Bunlardan ve kaydetmediğimiz diğer bütün görüşlerden her birinin bir haklılık yönü vardır. Meseleyi tahlil edenler umumiyetle, Hz. Peygamber ve alinin faziletleriyle, Hz. İbrahim ve alinin faziletlerini toplam olarak nazar-ı dikkate almak ve hatta Hz. Peygamber'i de -kıyamete kadar mazhar olacağı faziletlerle birlikte- Hz. İbrahim'in faziletleri meyanında mütalaa ederek bu teşbihi değerlendirmek gerektiği görüşünü kuvvetli ve isabetli bulmaktadırlar. Doğruyu Allah bilir.(İbrahim Canan, Kutub-i Sitte Tercüme ve Şerhi, Akçağ Yayınları:7/141-142.)

                                                     **
Hz. Enes (radıyallahu anh) anlatıyor: "Resulullah (aleyhissalatu vesselam)'a "Ehl-i Beyt'inden hangisini en çok seviyorsun?" diye  sorulmuştu.

"Hasan ve Hüseyin!" diye cevap verdi. Hz. Fatıma (radıyallahu anha)'ya:

"Benim oğullarımı bana çağır!" emreder, onları getirtip koklar, kucaklardı." [Tirmizi, Menakıb, (3774).]

                                                                                   *****

 Ya'la İbnu Mürre anlatıyor: "Resulullah (aleyhissalatu vesselam) buyurdular ki: "Hüseyin bendendir, ben de Hüseyin'denim. Allah Hüseyin'i seveni sever. Hüseyin "esbat"tan biridir." [Tirmizi, Menakıb, (3777); İbnu Mace, Mukaddime, (144).]


1- Esbat, "sıbt"ın cem'idir. Sıbt, çocuğun çocuğu (torun) manasına gelir. Bu manadan bakınca hadis: "Hüseyin evladımın evladlarındandır"  manasını ifade eder. Böylece, Hz. Hüseyin'in kendinden bir parça olma keyfiyetini te'kid etmiş olmaktadır.
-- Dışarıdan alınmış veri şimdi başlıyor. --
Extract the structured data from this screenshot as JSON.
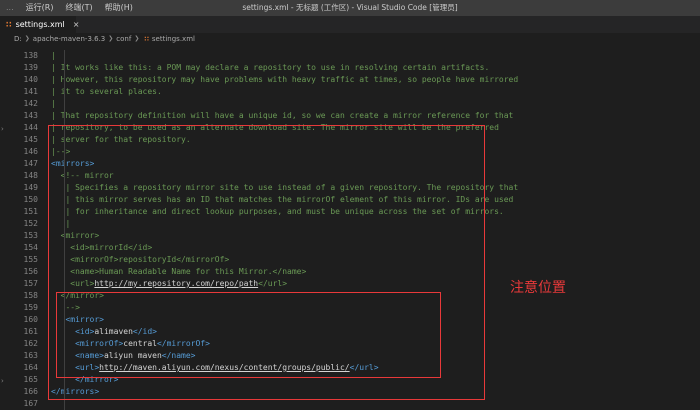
{
  "window": {
    "title": "settings.xml - 无标题 (工作区) - Visual Studio Code [管理员]",
    "menu": [
      "...",
      "运行(R)",
      "终端(T)",
      "帮助(H)"
    ]
  },
  "tab": {
    "name": "settings.xml",
    "icon": "rss-icon",
    "close": "×"
  },
  "breadcrumb": [
    "D:",
    "apache-maven-3.6.3",
    "conf",
    "settings.xml"
  ],
  "lines": [
    {
      "n": "138",
      "segs": [
        {
          "c": "c",
          "t": "| "
        }
      ]
    },
    {
      "n": "139",
      "segs": [
        {
          "c": "c",
          "t": "| It works like this: a POM may declare a repository to use in resolving certain artifacts."
        }
      ]
    },
    {
      "n": "140",
      "segs": [
        {
          "c": "c",
          "t": "| However, this repository may have problems with heavy traffic at times, so people have mirrored"
        }
      ]
    },
    {
      "n": "141",
      "segs": [
        {
          "c": "c",
          "t": "| it to several places."
        }
      ]
    },
    {
      "n": "142",
      "segs": [
        {
          "c": "c",
          "t": "|"
        }
      ]
    },
    {
      "n": "143",
      "segs": [
        {
          "c": "c",
          "t": "| That repository definition will have a unique id, so we can create a mirror reference for that"
        }
      ]
    },
    {
      "n": "144",
      "segs": [
        {
          "c": "c",
          "t": "| repository, to be used as an alternate download site. The mirror site will be the preferred"
        }
      ]
    },
    {
      "n": "145",
      "segs": [
        {
          "c": "c",
          "t": "| server for that repository."
        }
      ]
    },
    {
      "n": "146",
      "segs": [
        {
          "c": "c",
          "t": "|-->"
        }
      ]
    },
    {
      "n": "147",
      "segs": [
        {
          "c": "t",
          "t": "<mirrors>"
        }
      ]
    },
    {
      "n": "148",
      "segs": [
        {
          "c": "c",
          "t": "  <!-- mirror"
        }
      ]
    },
    {
      "n": "149",
      "segs": [
        {
          "c": "c",
          "t": "   | Specifies a repository mirror site to use instead of a given repository. The repository that"
        }
      ]
    },
    {
      "n": "150",
      "segs": [
        {
          "c": "c",
          "t": "   | this mirror serves has an ID that matches the mirrorOf element of this mirror. IDs are used"
        }
      ]
    },
    {
      "n": "151",
      "segs": [
        {
          "c": "c",
          "t": "   | for inheritance and direct lookup purposes, and must be unique across the set of mirrors."
        }
      ]
    },
    {
      "n": "152",
      "segs": [
        {
          "c": "c",
          "t": "   |"
        }
      ]
    },
    {
      "n": "153",
      "segs": [
        {
          "c": "c",
          "t": "  <mirror>"
        }
      ]
    },
    {
      "n": "154",
      "segs": [
        {
          "c": "c",
          "t": "    <id>mirrorId</id>"
        }
      ]
    },
    {
      "n": "155",
      "segs": [
        {
          "c": "c",
          "t": "    <mirrorOf>repositoryId</mirrorOf>"
        }
      ]
    },
    {
      "n": "156",
      "segs": [
        {
          "c": "c",
          "t": "    <name>Human Readable Name for this Mirror.</name>"
        }
      ]
    },
    {
      "n": "157",
      "segs": [
        {
          "c": "c",
          "t": "    <url>"
        },
        {
          "c": "u",
          "t": "http://my.repository.com/repo/path"
        },
        {
          "c": "c",
          "t": "</url>"
        }
      ]
    },
    {
      "n": "158",
      "segs": [
        {
          "c": "c",
          "t": "  </mirror>"
        }
      ]
    },
    {
      "n": "159",
      "segs": [
        {
          "c": "c",
          "t": "   -->"
        }
      ]
    },
    {
      "n": "160",
      "segs": [
        {
          "c": "t",
          "t": "   <mirror>"
        }
      ]
    },
    {
      "n": "161",
      "segs": [
        {
          "c": "t",
          "t": "     <id>"
        },
        {
          "c": "x",
          "t": "alimaven"
        },
        {
          "c": "t",
          "t": "</id>"
        }
      ]
    },
    {
      "n": "162",
      "segs": [
        {
          "c": "t",
          "t": "     <mirrorOf>"
        },
        {
          "c": "x",
          "t": "central"
        },
        {
          "c": "t",
          "t": "</mirrorOf>"
        }
      ]
    },
    {
      "n": "163",
      "segs": [
        {
          "c": "t",
          "t": "     <name>"
        },
        {
          "c": "x",
          "t": "aliyun maven"
        },
        {
          "c": "t",
          "t": "</name>"
        }
      ]
    },
    {
      "n": "164",
      "segs": [
        {
          "c": "t",
          "t": "     <url>"
        },
        {
          "c": "u",
          "t": "http://maven.aliyun.com/nexus/content/groups/public/"
        },
        {
          "c": "t",
          "t": "</url>"
        }
      ]
    },
    {
      "n": "165",
      "segs": [
        {
          "c": "t",
          "t": "     </mirror>"
        }
      ]
    },
    {
      "n": "166",
      "segs": [
        {
          "c": "t",
          "t": "</mirrors>"
        }
      ]
    },
    {
      "n": "167",
      "segs": [
        {
          "c": "x",
          "t": ""
        }
      ]
    }
  ],
  "annotation": {
    "label": "注意位置",
    "color": "#e8393a"
  },
  "colors": {
    "comment": "#6a9955",
    "tag": "#569cd6",
    "text": "#d4d4d4",
    "line_number": "#858585"
  }
}
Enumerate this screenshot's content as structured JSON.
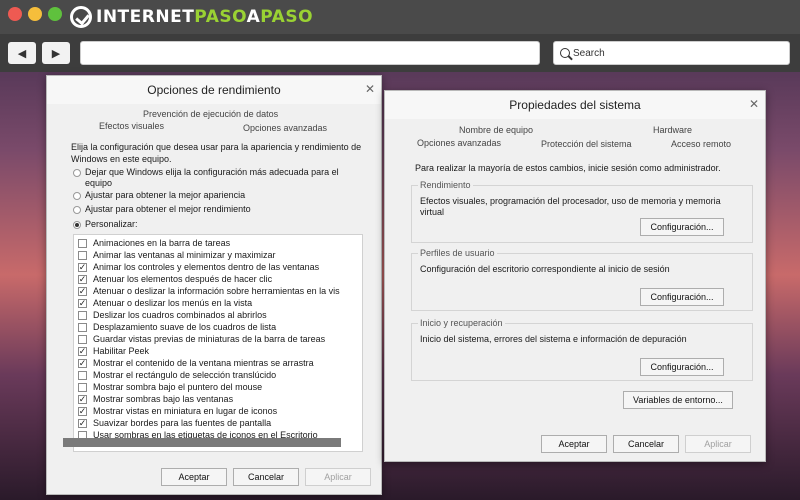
{
  "browser": {
    "logo": {
      "part1": "INTERNET",
      "part2": "PASO",
      "part3": "A",
      "part4": "PASO"
    },
    "nav": {
      "back_icon": "◀",
      "forward_icon": "▶"
    },
    "url": "",
    "search_placeholder": "Search"
  },
  "performance_dialog": {
    "title": "Opciones de rendimiento",
    "close": "✕",
    "tabs": {
      "dep": "Prevención de ejecución de datos",
      "visual": "Efectos visuales",
      "advanced": "Opciones avanzadas"
    },
    "intro": "Elija la configuración que desea usar para la apariencia y rendimiento de Windows en este equipo.",
    "radios": [
      {
        "label": "Dejar que Windows elija la configuración más adecuada para el equipo",
        "selected": false
      },
      {
        "label": "Ajustar para obtener la mejor apariencia",
        "selected": false
      },
      {
        "label": "Ajustar para obtener el mejor rendimiento",
        "selected": false
      },
      {
        "label": "Personalizar:",
        "selected": true
      }
    ],
    "effects": [
      {
        "label": "Animaciones en la barra de tareas",
        "checked": false
      },
      {
        "label": "Animar las ventanas al minimizar y maximizar",
        "checked": false
      },
      {
        "label": "Animar los controles y elementos dentro de las ventanas",
        "checked": true
      },
      {
        "label": "Atenuar los elementos después de hacer clic",
        "checked": true
      },
      {
        "label": "Atenuar o deslizar la información sobre herramientas en la vis",
        "checked": true
      },
      {
        "label": "Atenuar o deslizar los menús en la vista",
        "checked": true
      },
      {
        "label": "Deslizar los cuadros combinados al abrirlos",
        "checked": false
      },
      {
        "label": "Desplazamiento suave de los cuadros de lista",
        "checked": false
      },
      {
        "label": "Guardar vistas previas de miniaturas de la barra de tareas",
        "checked": false
      },
      {
        "label": "Habilitar Peek",
        "checked": true
      },
      {
        "label": "Mostrar el contenido de la ventana mientras se arrastra",
        "checked": true
      },
      {
        "label": "Mostrar el rectángulo de selección translúcido",
        "checked": false
      },
      {
        "label": "Mostrar sombra bajo el puntero del mouse",
        "checked": false
      },
      {
        "label": "Mostrar sombras bajo las ventanas",
        "checked": true
      },
      {
        "label": "Mostrar vistas en miniatura en lugar de iconos",
        "checked": true
      },
      {
        "label": "Suavizar bordes para las fuentes de pantalla",
        "checked": true
      },
      {
        "label": "Usar sombras en las etiquetas de iconos en el Escritorio",
        "checked": false
      }
    ],
    "buttons": {
      "accept": "Aceptar",
      "cancel": "Cancelar",
      "apply": "Aplicar"
    }
  },
  "system_dialog": {
    "title": "Propiedades del sistema",
    "close": "✕",
    "tabs": {
      "computer_name": "Nombre de equipo",
      "hardware": "Hardware",
      "advanced": "Opciones avanzadas",
      "protection": "Protección del sistema",
      "remote": "Acceso remoto"
    },
    "admin_note": "Para realizar la mayoría de estos cambios, inicie sesión como administrador.",
    "groups": [
      {
        "title": "Rendimiento",
        "text": "Efectos visuales, programación del procesador, uso de memoria y memoria virtual",
        "button": "Configuración..."
      },
      {
        "title": "Perfiles de usuario",
        "text": "Configuración del escritorio correspondiente al inicio de sesión",
        "button": "Configuración..."
      },
      {
        "title": "Inicio y recuperación",
        "text": "Inicio del sistema, errores del sistema e información de depuración",
        "button": "Configuración..."
      }
    ],
    "env_button": "Variables de entorno...",
    "buttons": {
      "accept": "Aceptar",
      "cancel": "Cancelar",
      "apply": "Aplicar"
    }
  }
}
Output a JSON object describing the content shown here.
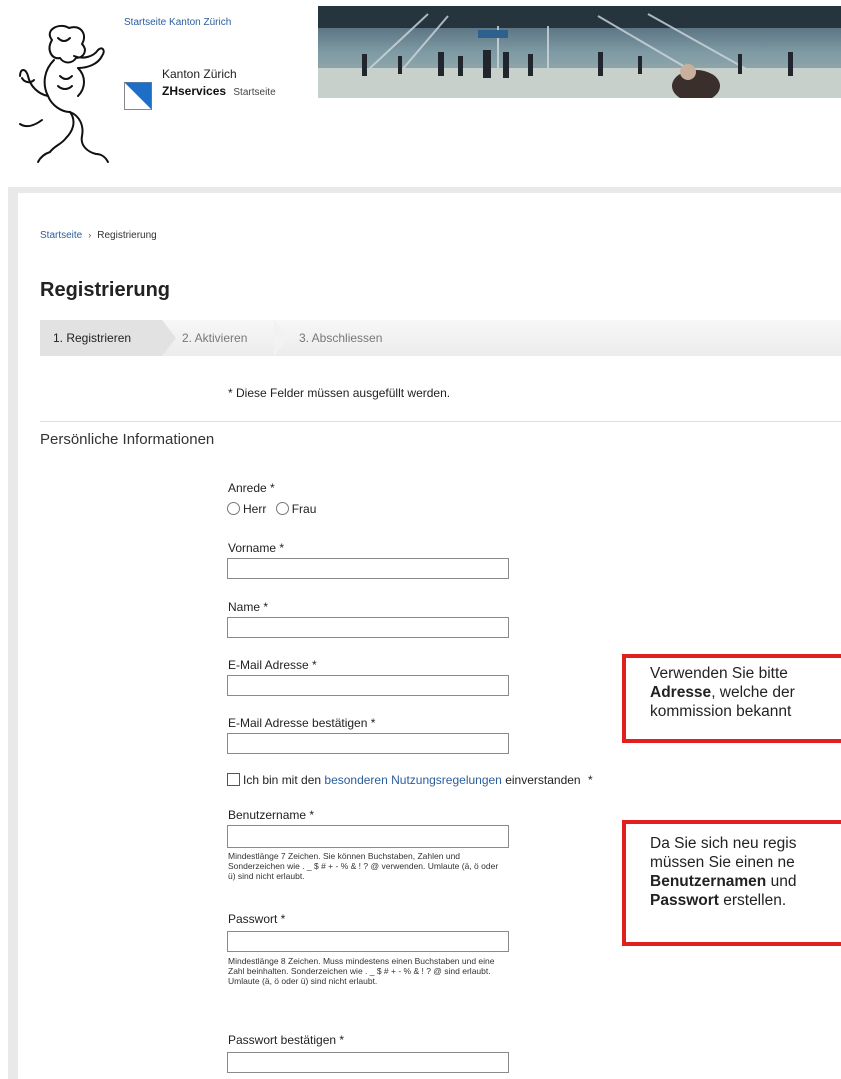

2- Sıbt, Kur'an-ı Kerim'de kabile manasına da kullanılmıştır. "Biz İsrailoğullarını oniki kabileye ayırdık." (A'raf 160) ayetinde bu manadadır. Alimler hadiste, Hz. Hüseyin neslinden ayrı bir cemaatin meydana geleceğinin ihbar edildiğini anlamıştır.  Nitekim o nesilden pek çok insan meydana gelmiş, İslam aleminin her tarafında İslami hizmetlerin başını çeken insanlar o mübarek şecere-i nuraniyenin meyveleri olarak başkalıklarını hissettirmişlerdir.

3- en-Nihaye'de sıbt kelimesinin ümmet manasına geldiği  belirtilir. Bu durumda hadis, Hz. Hüseyin'in soyundan, hayırda giden bir ümmet hasıl olacağını haber vermiş olmaktadır. İbnu'l-Esir el-Cezeri açıklamasına devamla, Hz. İbrahim'in oğlu Hz. İshak'ın evladlarından hasıl olan  esbatın, Hz. İsmail'in evladlarından hasıl olan kabileler menzilesinde olduğunu ifade eder.(İbrahim Canan, Kutub-i Sitte Tercüme ve Şerhi, Akçağ Yayınları: 12/492)

                                                                                                   **


 Ebu Said (radıyallahu anh) anlatıyor: "Resulullah (aleyhissalatu vesselam) buyurdular ki: "Hasan ve Hüseyin, cennet ehlinin iki gencidir." [(Tirmizi, Menakıb, (3778).]

                                                                                               **

        Abdullah İbnu Şeddad, babası (radıyallahu anh)'tan naklediyor. Der ki: "Resulullah (aleyhissalatu vesselam) iki akşam namazının(yani akşam ve yatsının) birinde yanımıza geldi. Hasan veya Hüseyin'den birini taşıyordu. Resulullah (aleyhissalatu vesselam) öne geçip çocuğu yere bıraktı. Sonra tekbir getirip namaza durdu. Sonra namaz sırasında uzunca bir secde yaptı."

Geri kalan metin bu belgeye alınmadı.